Annemarie stared at the window where the sky was outlined and a tree branch moved slightly in the breeze. Everything seemed very familiar, very comforting. Dangers were no more than odd imaginings, like ghost stories that children made up to frighten one another: things that couldn't possibly happen. Annemarie felt completely safe here in her own home, with her parents in the next room and her best friend asleep beside her. She yawned contentedly and closed her eyes.
It was hours later, but still dark, when she was awakened abruptly by the pounding on the apartment door.
Annemarie eased the bedroom door open quietly, only a crack, and peeked out. Behind her, Ellen was sitting up, her eyes wide.
She could see Mama and Papa in their nightclothes, moving about. Mama held a lighted candle, but as Annemarie watched, she went to a lamp and switched it on. It was so long a time since they had dared to use the strictly rationed electricity after dark that the light in the room seemed startling to Annemarie, watching through the slightly opened bedroom door. She saw her mother look automatically to the blackout curtains, making certain that they were tightly drawn.
Papa opened the front door to the soldiers.
"This is the Johansen apartment?" A deep voice asked the question loudly, in the terribly accented Danish.
"Our name is on the door, and I see you have a flashlight," Papa answered. "What do you want? Is something wrong?"
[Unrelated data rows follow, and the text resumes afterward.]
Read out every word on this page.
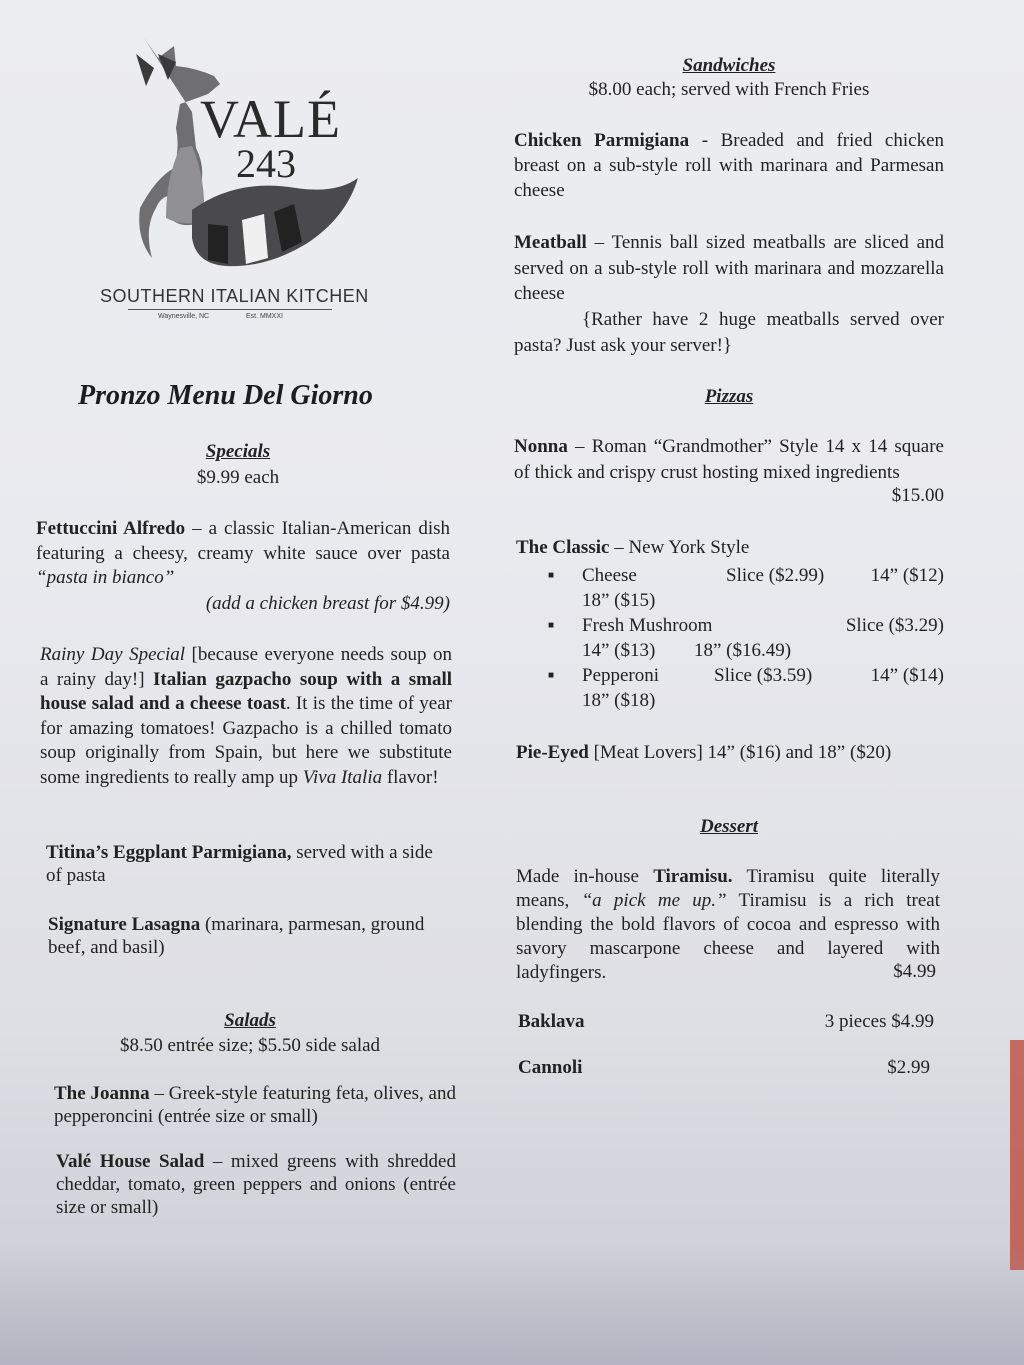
VALÉ
243
SOUTHERN ITALIAN KITCHEN
Waynesville, NC	Est. MMXXI
Pronzo Menu Del Giorno
Specials
$9.99 each
Fettuccini Alfredo – a classic Italian-American dish featuring a cheesy, creamy white sauce over pasta “pasta in bianco”
(add a chicken breast for $4.99)
Rainy Day Special [because everyone needs soup on a rainy day!] Italian gazpacho soup with a small house salad and a cheese toast. It is the time of year for amazing tomatoes! Gazpacho is a chilled tomato soup originally from Spain, but here we substitute some ingredients to really amp up Viva Italia flavor!
Titina’s Eggplant Parmigiana, served with a side of pasta
Signature Lasagna (marinara, parmesan, ground beef, and basil)
Salads
$8.50 entrée size; $5.50 side salad
The Joanna – Greek-style featuring feta, olives, and pepperoncini (entrée size or small)
Valé House Salad – mixed greens with shredded cheddar, tomato, green peppers and onions (entrée size or small)
Sandwiches
$8.00 each; served with French Fries
Chicken Parmigiana - Breaded and fried chicken breast on a sub-style roll with marinara and Parmesan cheese
Meatball – Tennis ball sized meatballs are sliced and served on a sub-style roll with marinara and mozzarella cheese
{Rather have 2 huge meatballs served over pasta? Just ask your server!}
Pizzas
Nonna – Roman “Grandmother” Style 14 x 14 square of thick and crispy crust hosting mixed ingredients
$15.00
The Classic – New York Style
■	Cheese	Slice ($2.99)	14” ($12)
18” ($15)
■	Fresh Mushroom	Slice ($3.29)
14” ($13)	18” ($16.49)
■	Pepperoni	Slice ($3.59)	14” ($14)
18” ($18)
Pie-Eyed [Meat Lovers] 14” ($16) and 18” ($20)
Dessert
Made in-house Tiramisu. Tiramisu quite literally means, “a pick me up.” Tiramisu is a rich treat blending the bold flavors of cocoa and espresso with savory mascarpone cheese and layered with ladyfingers.	$4.99
Baklava	3 pieces $4.99
Cannoli	$2.99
"I understand you are a friend of your neighbors the Rosens, Mrs. Johansen," the soldier said angrily.
"Sophy Rosen is my friend, that is true," Mama said quietly. "Please, could you speak more softly?" My children are asleep."
"Then you will be so kind as to tell me where the Rosens are." He made no effort to lower his voice.
"I assume they are at home, sleeping. It is four in the morning, after all," Mama said.
Annemarie heard the soldier stalk across the living room toward the kitchen. From her hiding place in the narrow sliver of open doorway, she could see the heavy uniformed man, a holstered pistol at his waist, in the entrance to the kitchen, peering in toward the sink.
Another German voice said, "The Rosens' apartment is empty. We are wondering if they might be visiting their good friends the Johansens."
"Well," said Papa, moving slightly so that he was standing in front of Annemarie's bedroom door, and she could see nothing except the dark blur of his back, "as you see, you are mistaken. There is no one here but my family."
"You will not object if we look around." The voice was harsh, and it was not a question.
"It seems we have no choice," Papa replied.
"Please don't wake my children," Mama requested again. "There is no need to frighten little ones."
The heavy, booted feet moved across the floor again and into the other bedroom. A closet door opened and closed with a bang.
Annemarie eased her bedroom door closed silently. She stumbled through the darkness to the bed.
"Ellen," she whispered urgently, "take your necklace off!"